El Papa indicó en su mensaje que la cultura del descarte es «un atentado contra la humanidad», dado que se trata de «una gran falta de respeto por la dignidad humana, una promoción ideológica con visiones reduccionistas de la persona, una negación de la universalidad de sus derechos fundamentales, y un deseo de poder y de control absolutos que domina la sociedad moderna de hoy». «Es doloroso ver cuántos derechos fundamentales continúan siendo violados con impunidad. En esta imagen también los creyentes religiosos continúan sufriendo todo tipo de persecuciones, incluyendo el genocidio debido a sus creencias. También, entre los creyentes religiosos, somos víctimas los cristianos: cuántos sufren alrededor del mundo, a veces obligados a huir de sus tierras ancestrales, aislados de su rica historia y de su cultura», aseveró.

«Los primeros educadores del niño son su mamá y su papá, la familia que la Declaración Universal de los Derechos Humanos describe como ‘el elemento natural y fundamental de la sociedad’. Con demasiada frecuencia, la familia es víctima de colonialismos ideológicos que la hacen vulnerable y terminan por provocar en muchos de sus miembros, especialmente en los más indefensos -niños y ancianos- un sentido de desarraigo y orfandad. La desintegración de la familia se hace eco en la fragmentación social que impide el compromiso para enfrentar enemigos comunes. Es hora de reevaluar y volver a comprometernos con nuestros objetivos», aseguró, en su mensaje que fue publicado completo en el sitio de la Santa Sede.

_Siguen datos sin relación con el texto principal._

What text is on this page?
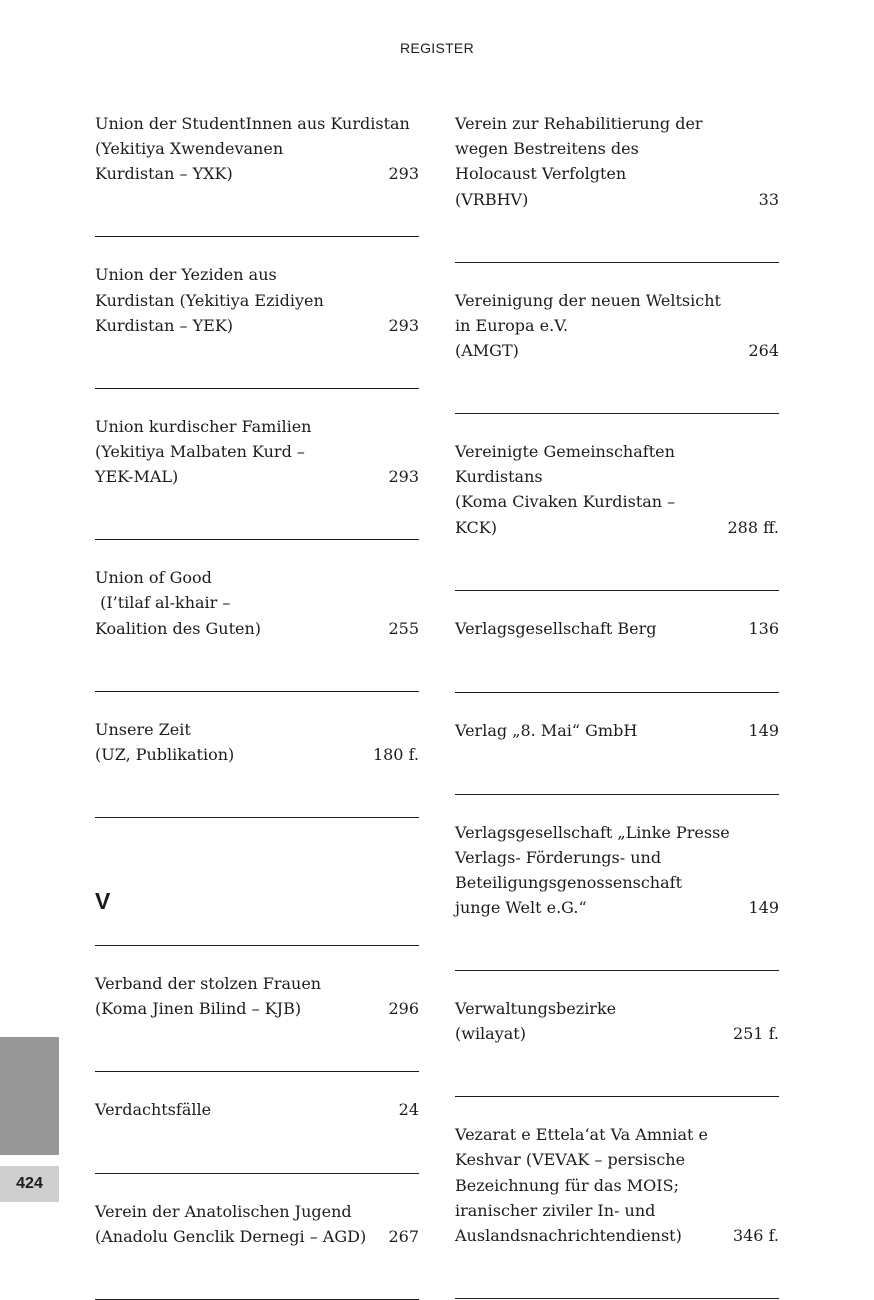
REGISTER
Union der StudentInnen aus Kurdistan
(Yekitiya Xwendevanen
Kurdistan – YXK)	293
Union der Yeziden aus
Kurdistan (Yekitiya Ezidiyen
Kurdistan – YEK)	293
Union kurdischer Familien
(Yekitiya Malbaten Kurd –
YEK-MAL)	293
Union of Good
(I’tilaf al-khair –
Koalition des Guten)	255
Unsere Zeit
(UZ, Publikation)	180 f.
V
Verband der stolzen Frauen
(Koma Jinen Bilind – KJB)	296
Verdachtsfälle	24
Verein der Anatolischen Jugend
(Anadolu Genclik Dernegi – AGD) 267
Verein zur Rehabilitierung der
wegen Bestreitens des
Holocaust Verfolgten
(VRBHV)	33
Vereinigung der neuen Weltsicht
in Europa e.V.
(AMGT)	264
Vereinigte Gemeinschaften
Kurdistans
(Koma Civaken Kurdistan –
KCK)	288 ff.
Verlagsgesellschaft Berg	136
Verlag „8. Mai“ GmbH	149
Verlagsgesellschaft „Linke Presse
Verlags- Förderungs- und
Beteiligungsgenossenschaft
junge Welt e.G.“	149
Verwaltungsbezirke
(wilayat)	251 f.
Vezarat e Ettela‘at Va Amniat e
Keshvar (VEVAK – persische
Bezeichnung für das MOIS;
iranischer ziviler In- und
Auslandsnachrichtendienst)	346 f.
424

El Pontífice exhortó en su lista de llamamientos a garantizar derechos de los menores y de los niños por nacer. «Imploro a las autoridades civiles que presten especial atención a los niños a quienes se les niegan sus derechos y dignidad fundamentales, en particular, su derecho a la vida y a la educación», lamentó, al denunciar que la violencia contra los niños, incluido el horrible flagelo del abuso y de la pornografía «también aumentó dramáticamente». «Millones de niños no pueden regresar a la escuela. En muchas partes del mundo esta situación amenaza un aumento del trabajo infantil, la explotación, el maltratado y la desnutrición», denunció. Además, repudió la promoción del aborto que se ve en muchos países, y que lo denominan como «servicio esencial» en la respuesta humanitaria. «Es triste ver cuán simple y conveniente se volvió, para algunos, negar la existencia de vida como solución a problemas que pueden y deben ser resueltos tanto para la madre como para el niño no nacido», ratificó.